The specific technical lesson Cloudflare extracts is narrow: feature files consumed by production paths must be sanity-checked for size and shape at ingestion, not just at publication. The broader lesson is about blast radius. A modification to one metadata query in one database cluster should not, under any sensible architecture, be able to take down a large fraction of the company's edge. That it did is the kind of coupling that accumulates in a mature system over many years of shipped features and retired abstractions, and is extraordinarily difficult to retire without intentional work.
The winners are the enterprise buyers now using the post-mortem as an evidence exhibit in their next multi-CDN architecture review — a category of purchase that the industry has discussed for a decade and largely declined to fund. The losers are Cloudflare's competitive pitch around single-vendor simplicity, at least for the tier of customers whose risk tolerance moved during the four-hour window, and the broader assumption that edge providers had engineered past the class of incident that used to plague origin infrastructure.

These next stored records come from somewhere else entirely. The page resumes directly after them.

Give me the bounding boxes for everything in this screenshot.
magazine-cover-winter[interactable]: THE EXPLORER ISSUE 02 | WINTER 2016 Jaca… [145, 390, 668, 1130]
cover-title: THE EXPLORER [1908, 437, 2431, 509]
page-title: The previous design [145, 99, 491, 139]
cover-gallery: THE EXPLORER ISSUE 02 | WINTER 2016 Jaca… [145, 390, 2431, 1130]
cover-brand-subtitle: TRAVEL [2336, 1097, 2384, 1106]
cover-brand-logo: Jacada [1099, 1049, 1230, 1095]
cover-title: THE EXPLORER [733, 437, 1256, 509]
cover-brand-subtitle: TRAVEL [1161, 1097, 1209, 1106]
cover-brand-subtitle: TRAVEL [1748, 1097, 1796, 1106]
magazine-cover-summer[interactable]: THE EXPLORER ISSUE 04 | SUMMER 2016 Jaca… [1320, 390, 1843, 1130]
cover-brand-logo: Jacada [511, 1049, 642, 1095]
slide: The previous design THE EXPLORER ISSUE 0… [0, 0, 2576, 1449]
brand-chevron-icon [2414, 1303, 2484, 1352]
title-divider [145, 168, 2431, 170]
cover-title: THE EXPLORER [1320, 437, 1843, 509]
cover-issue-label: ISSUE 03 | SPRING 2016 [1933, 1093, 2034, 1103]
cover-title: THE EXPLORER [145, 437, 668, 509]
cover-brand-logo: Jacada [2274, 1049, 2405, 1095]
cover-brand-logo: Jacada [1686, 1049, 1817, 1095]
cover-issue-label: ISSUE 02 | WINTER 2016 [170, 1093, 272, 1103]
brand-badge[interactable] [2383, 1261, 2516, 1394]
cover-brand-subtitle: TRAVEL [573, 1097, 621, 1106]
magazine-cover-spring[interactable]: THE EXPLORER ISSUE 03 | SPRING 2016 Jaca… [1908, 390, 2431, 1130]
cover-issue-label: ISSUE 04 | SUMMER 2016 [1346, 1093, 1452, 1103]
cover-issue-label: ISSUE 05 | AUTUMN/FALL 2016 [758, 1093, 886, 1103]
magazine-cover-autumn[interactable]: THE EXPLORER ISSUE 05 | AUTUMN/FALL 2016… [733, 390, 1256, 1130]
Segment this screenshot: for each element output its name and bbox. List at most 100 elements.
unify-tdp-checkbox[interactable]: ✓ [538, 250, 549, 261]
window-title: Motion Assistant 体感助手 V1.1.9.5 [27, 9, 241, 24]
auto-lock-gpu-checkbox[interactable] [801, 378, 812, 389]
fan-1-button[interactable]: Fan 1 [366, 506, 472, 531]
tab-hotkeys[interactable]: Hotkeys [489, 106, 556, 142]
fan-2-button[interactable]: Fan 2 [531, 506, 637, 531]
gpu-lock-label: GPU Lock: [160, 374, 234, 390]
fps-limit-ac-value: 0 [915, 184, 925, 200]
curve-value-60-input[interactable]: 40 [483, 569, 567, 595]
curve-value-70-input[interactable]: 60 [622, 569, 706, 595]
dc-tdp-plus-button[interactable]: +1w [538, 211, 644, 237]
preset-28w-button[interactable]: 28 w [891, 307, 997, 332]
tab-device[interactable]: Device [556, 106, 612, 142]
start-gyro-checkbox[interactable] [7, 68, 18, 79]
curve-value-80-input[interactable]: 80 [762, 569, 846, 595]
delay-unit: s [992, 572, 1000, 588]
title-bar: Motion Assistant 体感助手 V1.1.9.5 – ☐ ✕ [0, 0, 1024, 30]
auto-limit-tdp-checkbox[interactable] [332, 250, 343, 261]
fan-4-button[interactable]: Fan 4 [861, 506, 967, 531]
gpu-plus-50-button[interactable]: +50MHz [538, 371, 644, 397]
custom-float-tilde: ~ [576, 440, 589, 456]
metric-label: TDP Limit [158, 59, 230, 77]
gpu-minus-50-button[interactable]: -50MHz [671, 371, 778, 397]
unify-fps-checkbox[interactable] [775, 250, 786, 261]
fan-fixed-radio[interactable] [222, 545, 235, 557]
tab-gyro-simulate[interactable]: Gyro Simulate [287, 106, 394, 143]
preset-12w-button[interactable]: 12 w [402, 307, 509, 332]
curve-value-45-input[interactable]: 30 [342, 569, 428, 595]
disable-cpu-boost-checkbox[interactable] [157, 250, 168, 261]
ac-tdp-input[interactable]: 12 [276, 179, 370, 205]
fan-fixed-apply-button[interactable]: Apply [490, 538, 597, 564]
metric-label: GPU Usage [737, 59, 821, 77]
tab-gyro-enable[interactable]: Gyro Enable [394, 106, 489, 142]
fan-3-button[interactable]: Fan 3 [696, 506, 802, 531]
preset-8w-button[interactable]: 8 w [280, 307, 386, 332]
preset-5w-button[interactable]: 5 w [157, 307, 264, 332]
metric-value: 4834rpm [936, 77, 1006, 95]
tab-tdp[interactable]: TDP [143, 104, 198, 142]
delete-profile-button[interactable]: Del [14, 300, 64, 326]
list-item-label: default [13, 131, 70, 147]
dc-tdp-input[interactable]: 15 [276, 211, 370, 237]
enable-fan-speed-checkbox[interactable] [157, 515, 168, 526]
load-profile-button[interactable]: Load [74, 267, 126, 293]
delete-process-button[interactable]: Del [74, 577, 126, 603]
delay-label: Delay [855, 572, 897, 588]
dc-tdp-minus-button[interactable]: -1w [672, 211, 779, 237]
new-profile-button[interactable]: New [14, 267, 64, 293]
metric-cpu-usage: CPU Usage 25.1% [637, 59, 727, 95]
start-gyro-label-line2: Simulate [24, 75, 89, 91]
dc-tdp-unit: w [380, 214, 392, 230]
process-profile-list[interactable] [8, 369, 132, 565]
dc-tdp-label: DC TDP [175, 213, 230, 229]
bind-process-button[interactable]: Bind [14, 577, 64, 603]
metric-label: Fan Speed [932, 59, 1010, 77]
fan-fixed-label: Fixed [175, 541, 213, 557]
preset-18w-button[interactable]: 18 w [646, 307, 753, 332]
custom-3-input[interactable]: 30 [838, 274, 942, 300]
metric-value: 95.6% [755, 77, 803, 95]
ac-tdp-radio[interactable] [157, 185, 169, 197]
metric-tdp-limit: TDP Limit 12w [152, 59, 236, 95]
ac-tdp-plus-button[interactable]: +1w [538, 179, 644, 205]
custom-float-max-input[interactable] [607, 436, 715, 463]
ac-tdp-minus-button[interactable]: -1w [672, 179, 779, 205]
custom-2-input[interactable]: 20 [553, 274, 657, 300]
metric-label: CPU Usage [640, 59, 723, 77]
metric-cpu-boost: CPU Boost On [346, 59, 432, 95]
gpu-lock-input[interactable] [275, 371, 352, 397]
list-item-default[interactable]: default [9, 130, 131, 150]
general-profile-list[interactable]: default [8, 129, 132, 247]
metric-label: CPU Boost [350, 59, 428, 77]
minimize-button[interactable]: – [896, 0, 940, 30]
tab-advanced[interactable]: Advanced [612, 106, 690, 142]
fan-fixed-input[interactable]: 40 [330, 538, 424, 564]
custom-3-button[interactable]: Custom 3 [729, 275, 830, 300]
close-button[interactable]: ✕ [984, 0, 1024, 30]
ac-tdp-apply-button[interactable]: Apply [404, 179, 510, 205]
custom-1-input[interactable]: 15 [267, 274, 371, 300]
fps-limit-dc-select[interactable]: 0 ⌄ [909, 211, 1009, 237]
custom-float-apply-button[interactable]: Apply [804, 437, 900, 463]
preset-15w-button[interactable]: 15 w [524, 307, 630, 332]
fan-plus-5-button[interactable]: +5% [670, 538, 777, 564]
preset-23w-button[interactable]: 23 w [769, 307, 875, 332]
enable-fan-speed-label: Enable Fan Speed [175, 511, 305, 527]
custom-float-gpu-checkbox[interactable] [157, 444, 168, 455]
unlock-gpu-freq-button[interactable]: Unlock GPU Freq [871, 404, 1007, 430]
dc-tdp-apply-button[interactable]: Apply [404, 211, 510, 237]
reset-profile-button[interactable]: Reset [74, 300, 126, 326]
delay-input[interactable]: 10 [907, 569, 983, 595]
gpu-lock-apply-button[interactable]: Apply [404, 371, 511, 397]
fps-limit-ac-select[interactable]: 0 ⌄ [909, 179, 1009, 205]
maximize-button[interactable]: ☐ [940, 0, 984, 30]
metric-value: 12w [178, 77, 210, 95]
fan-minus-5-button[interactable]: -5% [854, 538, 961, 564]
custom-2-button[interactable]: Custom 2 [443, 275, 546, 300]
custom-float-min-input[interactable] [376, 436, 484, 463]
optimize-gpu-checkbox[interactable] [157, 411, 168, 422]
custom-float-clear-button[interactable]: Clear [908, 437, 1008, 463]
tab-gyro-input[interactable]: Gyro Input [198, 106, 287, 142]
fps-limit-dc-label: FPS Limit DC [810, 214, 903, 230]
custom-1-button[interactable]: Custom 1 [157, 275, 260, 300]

What the outage forecloses is the comfortable idea that the edge is a solved problem. It is not; it is a system whose complexity is still growing faster than its defences against its own complexity. What the public post-mortem opens is something more useful: an industry-readable worked example of how a small permissions change becomes a global outage, documented with enough specificity for the next operator to avoid exactly this failure mode, even as they introduce the next one.